Ich kann nicht sagen, dass sie kein wichtiger Moment sind. Aber ich denke zugleich, dass es überall in der Welt zunehmend um mehr geht, als nur danach zu gucken, wer auf den Amtssitz gehoben wird. In Lateinamerika mischt sich die Zivilgesellschaft mehr und mehr in die Politik ein und es gibt zahlreiche Beispiele lokalen Widerstands – gerade der Indigenen. Auch in Honduras haben die sozialen Bewegungen an Bedeutung gewonnen und es wird zum Beispiel gegen Bergbau- oder Staudammprojekte protestiert. Diesen Bewegungen geht es um alternative Formen des Lebens, zum Beispiel um die Frage des Gemeinbesitzes, welcher der westlichen Logik der Kommerzialisierung aller öffentlichen Güter entgegensteht. In den 80er Jahren habe ich noch mit einer Coca-Cola in der Hand die Revolution gefordert. Meine Kinder haben mich auf die Widersprüchlichkeit eines solchen Verhaltens aufmerksam gemacht.

Was muss sich in Honduras Ihrer Meinung nach grundlegend ändern, damit sich das Land zum Besseren entwickeln kann?

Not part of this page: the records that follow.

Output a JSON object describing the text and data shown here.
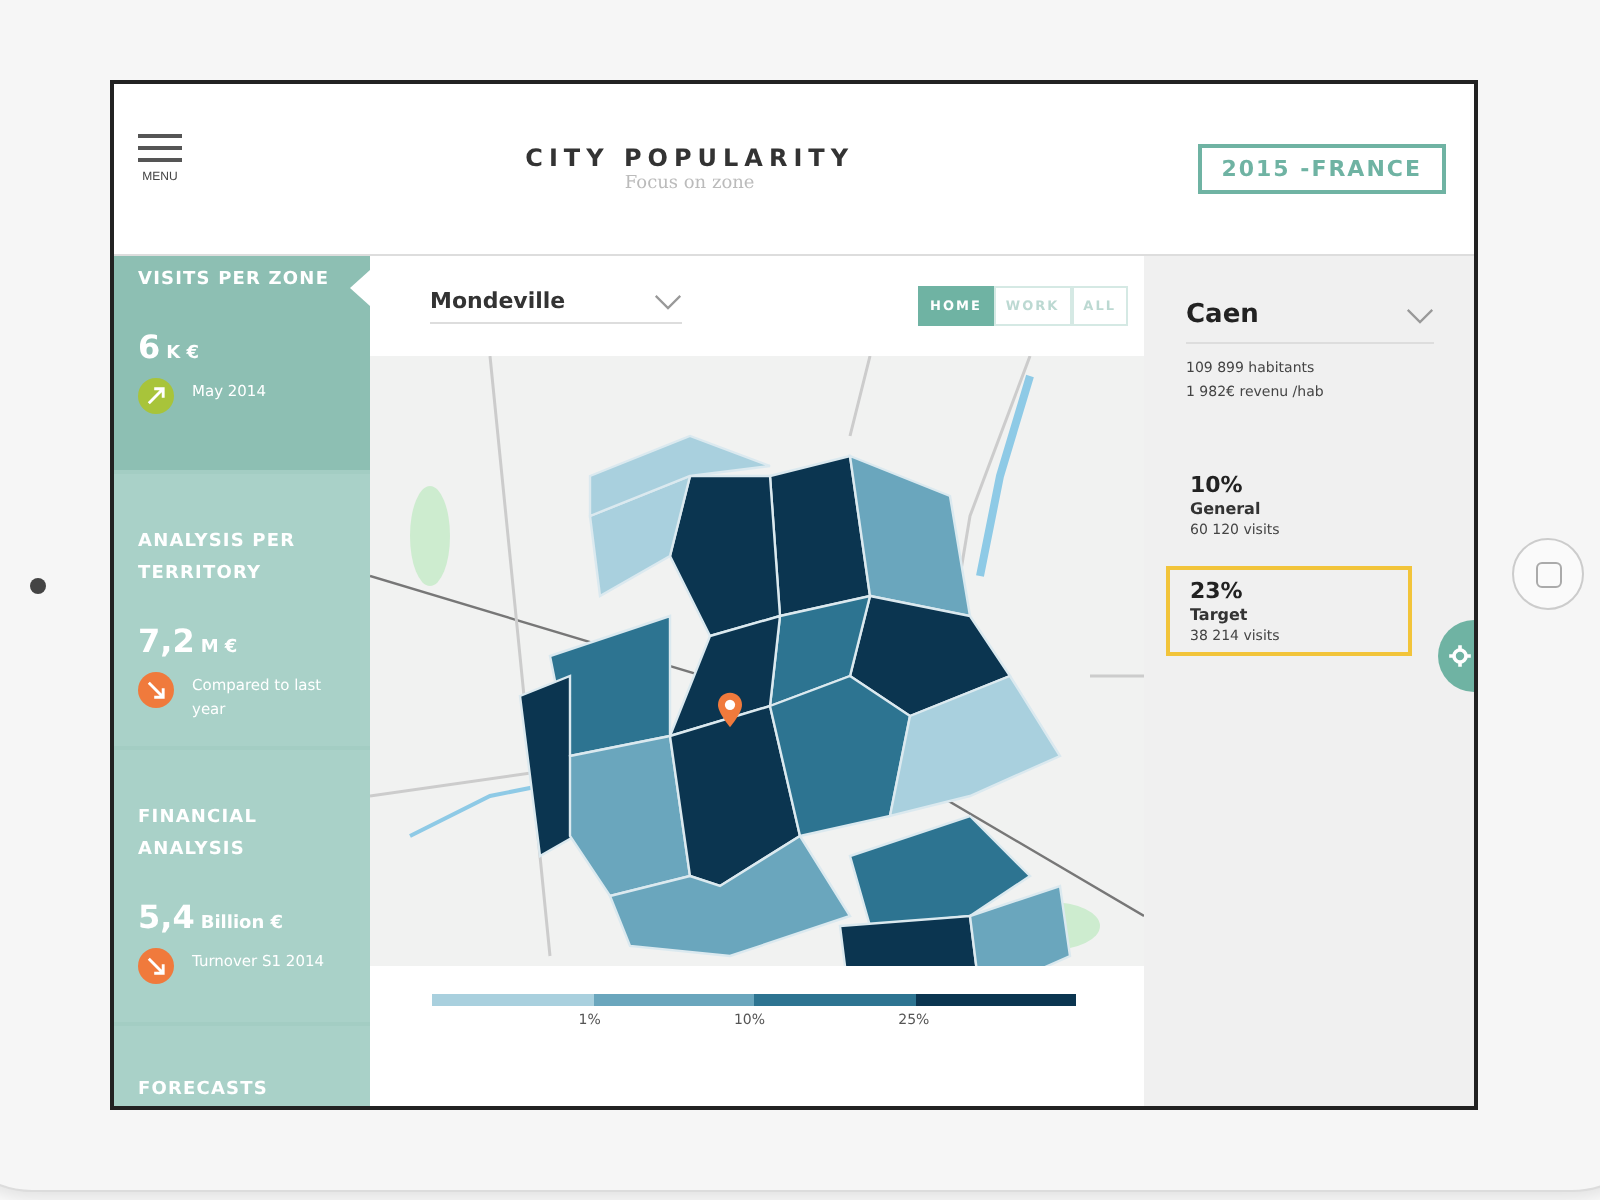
{
  "header": {
    "menu_label": "MENU",
    "title": "CITY POPULARITY",
    "subtitle": "Focus on zone",
    "badge": "2015 -FRANCE"
  },
  "sidebar": {
    "cards": [
      {
        "title": "VISITS PER ZONE",
        "value": "6",
        "unit": "K €",
        "caption": "May 2014",
        "color": "#a8c43a",
        "selected": true
      },
      {
        "title": "ANALYSIS PER TERRITORY",
        "value": "7,2",
        "unit": "M €",
        "caption": "Compared to last year",
        "color": "#f07a3c",
        "selected": false
      },
      {
        "title": "FINANCIAL ANALYSIS",
        "value": "5,4",
        "unit": "Billion €",
        "caption": "Turnover S1 2014",
        "color": "#f07a3c",
        "selected": false
      },
      {
        "title": "FORECASTS",
        "selected": false
      }
    ]
  },
  "zone_select": {
    "value": "Mondeville"
  },
  "tabs": [
    {
      "label": "HOME",
      "selected": true
    },
    {
      "label": "WORK",
      "selected": false
    },
    {
      "label": "ALL",
      "selected": false
    }
  ],
  "legend": {
    "segments": [
      {
        "color": "#a9d0de"
      },
      {
        "color": "#6aa6bd"
      },
      {
        "color": "#2d7491"
      },
      {
        "color": "#0b3550"
      }
    ],
    "ticks": [
      "1%",
      "10%",
      "25%"
    ]
  },
  "city_panel": {
    "city": "Caen",
    "facts": [
      "109 899 habitants",
      "1 982€ revenu /hab"
    ],
    "stats": [
      {
        "percent": "10%",
        "label": "General",
        "visits": "60 120 visits",
        "selected": false
      },
      {
        "percent": "23%",
        "label": "Target",
        "visits": "38 214 visits",
        "selected": true
      }
    ]
  }
}
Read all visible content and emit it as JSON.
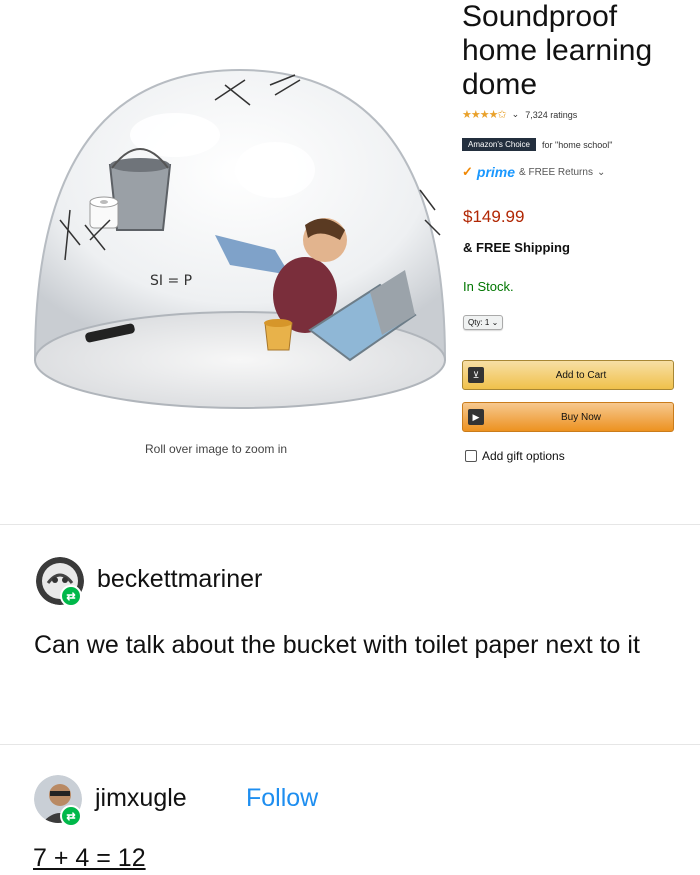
{
  "product": {
    "title": "Soundproof home learning dome",
    "stars": "★★★★✩",
    "ratings": "7,324 ratings",
    "choice_badge": "Amazon's Choice",
    "choice_for": "for \"home school\"",
    "prime": "prime",
    "returns": "& FREE Returns",
    "price": "$149.99",
    "shipping": "& FREE Shipping",
    "stock": "In Stock.",
    "qty": "Qty: 1",
    "add_to_cart": "Add to Cart",
    "buy_now": "Buy Now",
    "gift": "Add gift options",
    "zoom_hint": "Roll over image to zoom in",
    "dome_scribble": "SI = P"
  },
  "comments": [
    {
      "username": "beckettmariner",
      "text": "Can we talk about the bucket with toilet paper next to it"
    },
    {
      "username": "jimxugle",
      "follow": "Follow",
      "text": "7 + 4 = 12"
    }
  ],
  "colors": {
    "price": "#b12704",
    "in_stock": "#007600",
    "follow": "#1e8ef0",
    "reblog_badge": "#00b84a"
  }
}
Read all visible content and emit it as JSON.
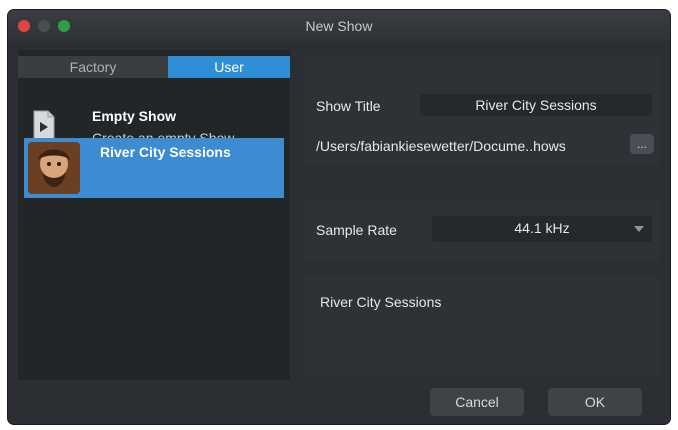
{
  "window": {
    "title": "New Show"
  },
  "left": {
    "tabs": [
      {
        "label": "Factory"
      },
      {
        "label": "User"
      }
    ],
    "templates": [
      {
        "title": "Empty Show",
        "description": "Create an empty Show",
        "icon": "document-play-icon"
      }
    ],
    "selected": {
      "title": "River City Sessions",
      "icon": "user-avatar"
    }
  },
  "right": {
    "show_title_label": "Show Title",
    "show_title_value": "River City Sessions",
    "path_value": "/Users/fabiankiesewetter/Docume..hows",
    "browse_label": "...",
    "sample_rate_label": "Sample Rate",
    "sample_rate_value": "44.1 kHz",
    "notes_value": "River City Sessions"
  },
  "footer": {
    "cancel_label": "Cancel",
    "ok_label": "OK"
  },
  "colors": {
    "accent": "#2f8fd6",
    "close": "#e0443e",
    "zoom": "#2ea043"
  }
}
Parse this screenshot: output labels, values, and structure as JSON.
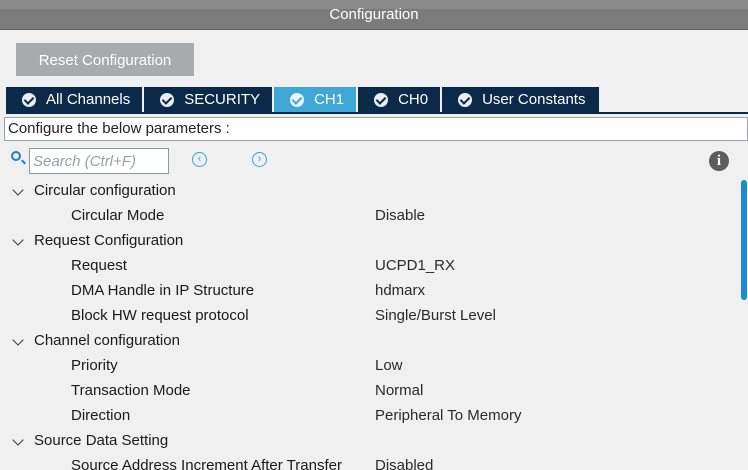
{
  "window": {
    "title": "Configuration"
  },
  "toolbar": {
    "reset_label": "Reset Configuration"
  },
  "tabs": [
    {
      "label": "All Channels",
      "active": false
    },
    {
      "label": "SECURITY",
      "active": false
    },
    {
      "label": "CH1",
      "active": true
    },
    {
      "label": "CH0",
      "active": false
    },
    {
      "label": "User Constants",
      "active": false
    }
  ],
  "instructions": "Configure the below parameters :",
  "search": {
    "placeholder": "Search (Ctrl+F)"
  },
  "nav": {
    "prev": "‹",
    "next": "›"
  },
  "info": {
    "glyph": "i"
  },
  "tree": [
    {
      "kind": "group",
      "label": "Circular configuration"
    },
    {
      "kind": "param",
      "label": "Circular Mode",
      "value": "Disable"
    },
    {
      "kind": "group",
      "label": "Request Configuration"
    },
    {
      "kind": "param",
      "label": "Request",
      "value": "UCPD1_RX"
    },
    {
      "kind": "param",
      "label": "DMA Handle in IP Structure",
      "value": "hdmarx"
    },
    {
      "kind": "param",
      "label": "Block HW request protocol",
      "value": "Single/Burst Level"
    },
    {
      "kind": "group",
      "label": "Channel configuration"
    },
    {
      "kind": "param",
      "label": "Priority",
      "value": "Low"
    },
    {
      "kind": "param",
      "label": "Transaction Mode",
      "value": "Normal"
    },
    {
      "kind": "param",
      "label": "Direction",
      "value": "Peripheral To Memory"
    },
    {
      "kind": "group",
      "label": "Source Data Setting"
    },
    {
      "kind": "param",
      "label": "Source Address Increment After Transfer",
      "value": "Disabled"
    }
  ],
  "colors": {
    "tab_bg": "#0b2a4a",
    "tab_active": "#3fa7d6",
    "accent": "#1e8ad0"
  }
}
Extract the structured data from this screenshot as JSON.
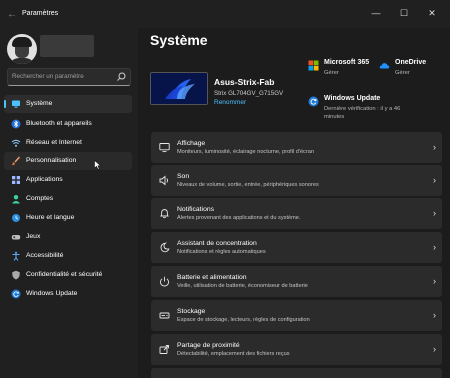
{
  "window": {
    "title": "Paramètres",
    "back_glyph": "←",
    "minimize_glyph": "—",
    "maximize_glyph": "☐",
    "close_glyph": "✕"
  },
  "search": {
    "placeholder": "Rechercher un paramètre"
  },
  "sidebar": {
    "items": [
      {
        "label": "Système",
        "icon": "monitor-icon",
        "active": true
      },
      {
        "label": "Bluetooth et appareils",
        "icon": "bluetooth-icon"
      },
      {
        "label": "Réseau et Internet",
        "icon": "wifi-icon"
      },
      {
        "label": "Personnalisation",
        "icon": "brush-icon"
      },
      {
        "label": "Applications",
        "icon": "apps-icon"
      },
      {
        "label": "Comptes",
        "icon": "person-icon"
      },
      {
        "label": "Heure et langue",
        "icon": "globe-clock-icon"
      },
      {
        "label": "Jeux",
        "icon": "gamepad-icon"
      },
      {
        "label": "Accessibilité",
        "icon": "accessibility-icon"
      },
      {
        "label": "Confidentialité et sécurité",
        "icon": "shield-icon"
      },
      {
        "label": "Windows Update",
        "icon": "update-icon"
      }
    ]
  },
  "main": {
    "title": "Système",
    "device": {
      "name": "Asus-Strix-Fab",
      "model": "Strix GL704GV_G715GV",
      "rename_label": "Renommer"
    },
    "quick_status": [
      {
        "title": "Microsoft 365",
        "desc": "Gérer",
        "icon": "microsoft-365-icon"
      },
      {
        "title": "OneDrive",
        "desc": "Gérer",
        "icon": "onedrive-icon"
      },
      {
        "title": "Windows Update",
        "desc": "Dernière vérification : il y a 46",
        "desc2": "minutes",
        "icon": "windows-update-icon"
      }
    ],
    "cards": [
      {
        "title": "Affichage",
        "desc": "Moniteurs, luminosité, éclairage nocturne, profil d'écran",
        "icon": "display-icon"
      },
      {
        "title": "Son",
        "desc": "Niveaux de volume, sortie, entrée, périphériques sonores",
        "icon": "speaker-icon"
      },
      {
        "title": "Notifications",
        "desc": "Alertes provenant des applications et du système.",
        "icon": "bell-icon"
      },
      {
        "title": "Assistant de concentration",
        "desc": "Notifications et règles automatiques",
        "icon": "moon-icon"
      },
      {
        "title": "Batterie et alimentation",
        "desc": "Veille, utilisation de batterie, économiseur de batterie",
        "icon": "power-icon"
      },
      {
        "title": "Stockage",
        "desc": "Espace de stockage, lecteurs, règles de configuration",
        "icon": "storage-icon"
      },
      {
        "title": "Partage de proximité",
        "desc": "Détectabilité, emplacement des fichiers reçus",
        "icon": "share-icon"
      }
    ]
  },
  "colors": {
    "accent": "#4cc2ff",
    "card_bg": "#2b2b2b",
    "sidebar_bg": "#202020",
    "main_bg": "#1c1c1c"
  }
}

Das vielleicht größte Problem ist die allumfassende Straflosigkeit – in einem Land mit einer hohen Gewaltquote, dem Drogenhandel, einer korrupten Polizei und einer Armee, die den Interessen der „Patrone“ dient. Es ist meist schwierig zu sagen, was gewöhnliche Kriminalität ist und welche Verbrechen vom Repressionsapparat des Staates verübt wurden. Solange das so bleibt, wird sich kaum etwas grundlegend verbessern. Dazu kommt, dass nicht nur transnationale Unternehmen, sondern auch internationale Organisationen mit den Mächtigen im Land kooperieren, die weiter unantastbar sind. So beteiligt sich die Weltbank in Honduras etwa finanziell an Großprojekten, ohne dass die ILO-Vereinbarung 169 (Internationale Arbeitsorganisation) zur Notwendigkeit einer vorherigen öffentlichen Anhörung der betroffenen Indigenen tatsächlich eingehalten wird.

Autor: Ole Schulz

Die Sängerin Karla Lara setzt sich in ihrer Heimat Honduras für Menschenrechte ein. Foto: Ole Schulz.